| one article - one struggle |

Jumat, 08 Januari 2016

Saat Sang Ketua Terancam Digulingkan



Beberapa menit yang lalu, percakapan dengan seorang kawan, masih terngiang. Ia seorang guru SMA di salah satu sekolah formal, di daerah yang tergolong pinggiran. 

Ia bercerita banyak kejadian seputar kehidupan sekolah. Salah satunya, nasib apes “Seorang Ketua” Organisasi Intra Sekolah, yang terancam dirudah paksa, digulingkan oleh otoritas sekolah--tanpa alasan rasional. Seorang ketua yang dipilih secara demokratis oleh seluruh siswa, terancam dilengserkan oleh otoritas tanpa persetujuan siswa sebagai pemilik suara. Logika yang dipaksakan jelas menyalahi prinsip berdemokrasi yang benar. 
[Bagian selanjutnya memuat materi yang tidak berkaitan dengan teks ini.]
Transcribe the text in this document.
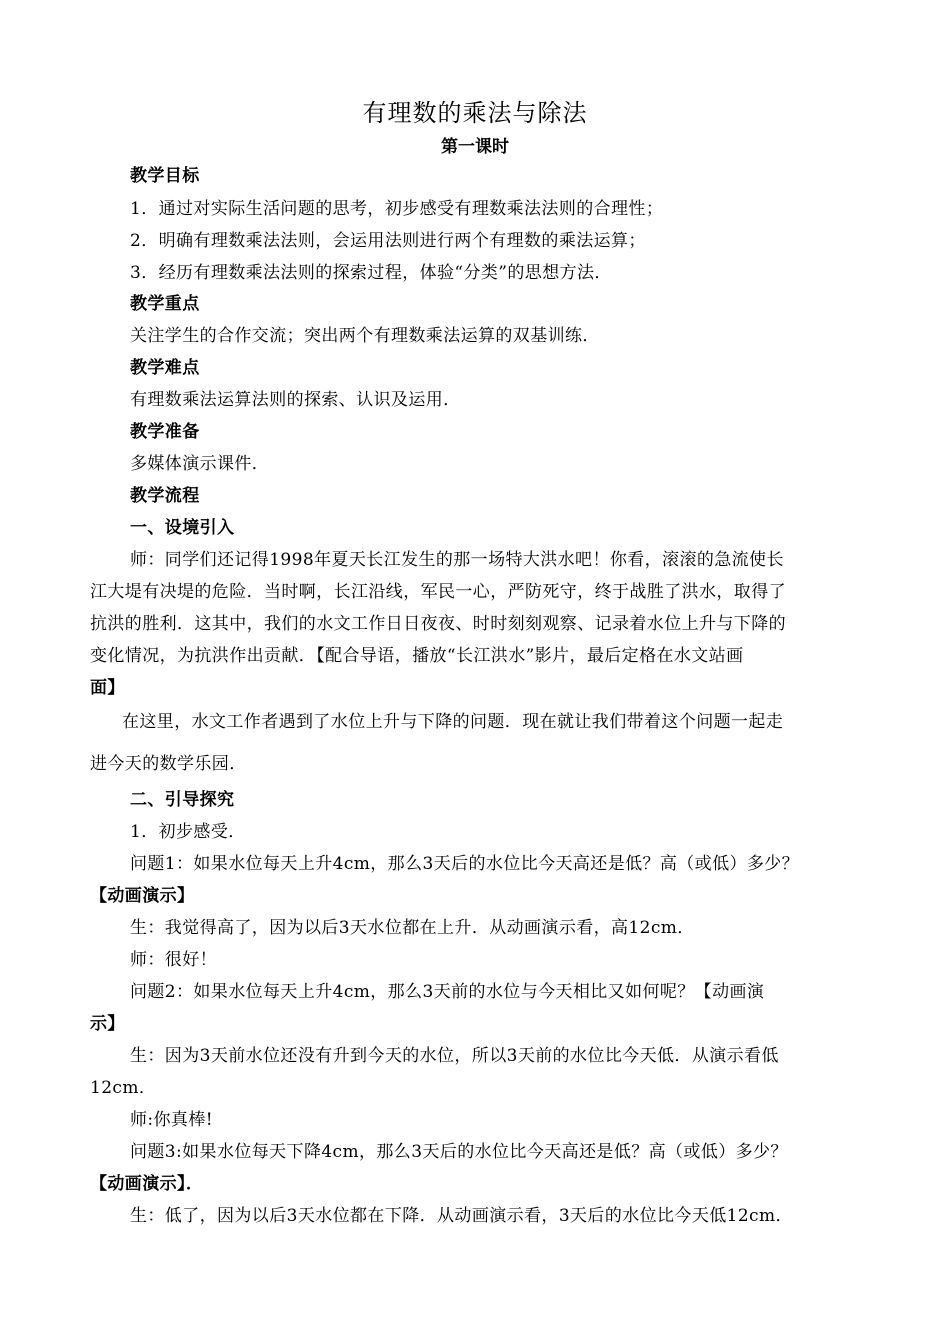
有理数的乘法与除法
第一课时
教学目标
1．通过对实际生活问题的思考，初步感受有理数乘法法则的合理性；
2．明确有理数乘法法则，会运用法则进行两个有理数的乘法运算；
3．经历有理数乘法法则的探索过程，体验“分类”的思想方法．
教学重点
关注学生的合作交流；突出两个有理数乘法运算的双基训练．
教学难点
有理数乘法运算法则的探索、认识及运用．
教学准备
多媒体演示课件．
教学流程
一、设境引入
师：同学们还记得1998年夏天长江发生的那一场特大洪水吧！你看，滚滚的急流使长
江大堤有决堤的危险．当时啊，长江沿线，军民一心，严防死守，终于战胜了洪水，取得了
抗洪的胜利．这其中，我们的水文工作日日夜夜、时时刻刻观察、记录着水位上升与下降的
变化情况，为抗洪作出贡献．【配合导语，播放“长江洪水”影片，最后定格在水文站画
面】
在这里，水文工作者遇到了水位上升与下降的问题．现在就让我们带着这个问题一起走
进今天的数学乐园．
二、引导探究
1．初步感受．
问题1：如果水位每天上升4cm，那么3天后的水位比今天高还是低？高（或低）多少？
【动画演示】
生：我觉得高了，因为以后3天水位都在上升．从动画演示看，高12cm．
师：很好！
问题2：如果水位每天上升4cm，那么3天前的水位与今天相比又如何呢？【动画演
示】
生：因为3天前水位还没有升到今天的水位，所以3天前的水位比今天低．从演示看低
12cm．
师:你真棒!
问题3:如果水位每天下降4cm，那么3天后的水位比今天高还是低？高（或低）多少？
【动画演示】．
生：低了，因为以后3天水位都在下降．从动画演示看，3天后的水位比今天低12cm．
Organisasi Intra Sekolah, atau, akrab dikenal OSIS, yang seharusnya menjadi wadah berkumpulnya siswa, tempat para siswa megorganisir diri, memperjuangkan kepentingannya, pada kenyataan menjadi sekadar perpanjangan tangan otoritas sekolah. sehingga, peran bottom to up, bergeser menjadi up to bottom.

Mirisnya, sepertinya tak sedikit pun pikiran kritis terbetik dalam benak Sang Ketua, kecuali sekadar rasa kecewa, dan tak secuil pun kesadaran yang muncul dari ratusan siswa dan pengurus, dalam melihat hal tersebut sebagai sebuah kebijakan janggal, yang tersisa hanya pengwajaran. Menerima kenyataan yang tak lebih seperti takdir yang jatuh dari langit, menimpa.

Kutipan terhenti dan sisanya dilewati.